When the pandemic hit in 2020, chef David Teyf worried what Holocaust survivors would do for Sabbath meals or Jewish holidays. Knowing people were shuttered home, he stepped up to the plate and decided to start delivering meals to them working with the Jewish Heritage Museum.
Teyf, who is the executive chef at the Museum of Jewish Heritage and the owner of the event planning company Madison Park, had both sets of grandparents, Abraham and Lifah Davidovich and Tesha and Esther Teyf, survive the Holocaust.
“Who was taking care of the survivors?” he said. “I was very concerned.”
While the pandemic began to cripple the restaurant industry, The Blue Card, a nonprofit that helps Holocaust survivors, reached out to Teyf to collaborate in providing food to their member survivors living throughout the five boroughs, New Jersey and Connecticut, upon learning of his efforts with the Jewish Heritage Museum.
“I visualized my grandparents smiling down on me and I knew this was something I had to do,” Teyf said.
He began delivering meals around April 2020 for Passover and continued every Shabbat and major holiday into this year, including Rosh Hashanah and Yom Kippur. In fact, this month alone he brought 560 meals to survivors.
In total, about 80 survivors receive food from Teyf each week and the menu always features nutritious food, fruits and vegetables.

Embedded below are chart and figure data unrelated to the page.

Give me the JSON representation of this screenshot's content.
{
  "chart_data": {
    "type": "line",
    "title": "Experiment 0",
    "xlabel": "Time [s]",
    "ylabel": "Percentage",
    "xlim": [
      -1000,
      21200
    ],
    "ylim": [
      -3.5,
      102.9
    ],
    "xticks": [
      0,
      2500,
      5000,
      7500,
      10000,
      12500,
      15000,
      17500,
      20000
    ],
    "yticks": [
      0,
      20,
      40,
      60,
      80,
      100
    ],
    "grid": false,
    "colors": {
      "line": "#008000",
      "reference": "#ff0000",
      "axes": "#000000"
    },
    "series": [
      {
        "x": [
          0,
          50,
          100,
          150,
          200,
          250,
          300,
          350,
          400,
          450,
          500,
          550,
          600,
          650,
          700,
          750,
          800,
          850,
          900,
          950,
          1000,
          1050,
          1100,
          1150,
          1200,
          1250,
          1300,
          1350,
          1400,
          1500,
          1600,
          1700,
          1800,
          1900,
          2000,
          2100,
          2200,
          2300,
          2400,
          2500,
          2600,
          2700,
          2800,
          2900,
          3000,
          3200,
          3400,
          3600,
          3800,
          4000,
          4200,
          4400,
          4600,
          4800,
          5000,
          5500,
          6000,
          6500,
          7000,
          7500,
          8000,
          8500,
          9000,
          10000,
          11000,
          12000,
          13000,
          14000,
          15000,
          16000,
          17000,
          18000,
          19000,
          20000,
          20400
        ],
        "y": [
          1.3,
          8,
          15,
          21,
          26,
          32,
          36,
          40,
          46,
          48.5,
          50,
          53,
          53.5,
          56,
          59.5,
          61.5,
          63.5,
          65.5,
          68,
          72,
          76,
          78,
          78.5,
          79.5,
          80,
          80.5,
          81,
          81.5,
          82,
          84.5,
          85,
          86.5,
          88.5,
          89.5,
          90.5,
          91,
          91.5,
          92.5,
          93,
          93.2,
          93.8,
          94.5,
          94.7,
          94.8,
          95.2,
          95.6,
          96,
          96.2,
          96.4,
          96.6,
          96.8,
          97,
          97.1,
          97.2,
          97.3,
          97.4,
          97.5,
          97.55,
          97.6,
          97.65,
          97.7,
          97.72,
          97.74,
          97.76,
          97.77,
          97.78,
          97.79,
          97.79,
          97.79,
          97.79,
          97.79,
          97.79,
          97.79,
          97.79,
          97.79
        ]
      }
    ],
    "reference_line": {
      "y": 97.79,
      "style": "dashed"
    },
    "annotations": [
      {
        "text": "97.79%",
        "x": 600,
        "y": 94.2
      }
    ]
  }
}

“I am so grateful to The Blue Card for thinking of me during this challenging time and for sending me weekly Shabbat food packages, as well as this special one in honor of Rosh Hashanah,” said Robert a survivor in Manhattan. “During this time, this beautiful care package makes me feel part of the Jewish community, and able to celebrate Rosh Hashanah fully, even if I might not be able to gather with others physically.”
According to Teyf, it was bit awkward delivering the food at first because many people were afraid to even open the door. However, as time wore on, they began to feel more comfortable and express their gratitude.
“Shabbat can be a lonely time, particularly during the pandemic,” said Galina G., a Holocaust survivor from the Bronx. “It’s such a joy to receive these special Shabbat and holiday meals from The Blue Card and Lox Cafe each Friday now. It brings a great deal of light and joy into my week.”
Teyf told the Bronx Times he plans to continue bringing meals even after the pandemic ends. It’s very rewarding and to know that he is helping the most vulnerable population means a lot, he said.
“To me, it’s nice when they’re smiling and literally giving me a blessing,” Teyf said. “They already faced hunger. They should not be in that position again.”
The Blue Card ensures Holocaust survivors in need are cared for, financially and otherwise. To this end, The Blue Card has distributed over $46 million to date directly to Holocaust survivors. In addition, during this time as well as during every Shabbat, The Blue Card distributes food to survivors, to ensure that although they may not physically be able to gather that they still feel a part of the community observing and celebrating this special time. In September, working with some of the best chefs across the country including Teyf, it provided 2,500 meals in honor of the holidays to Holocaust survivors in 35 states, and personally distributed meals to 250 Holocaust survivors.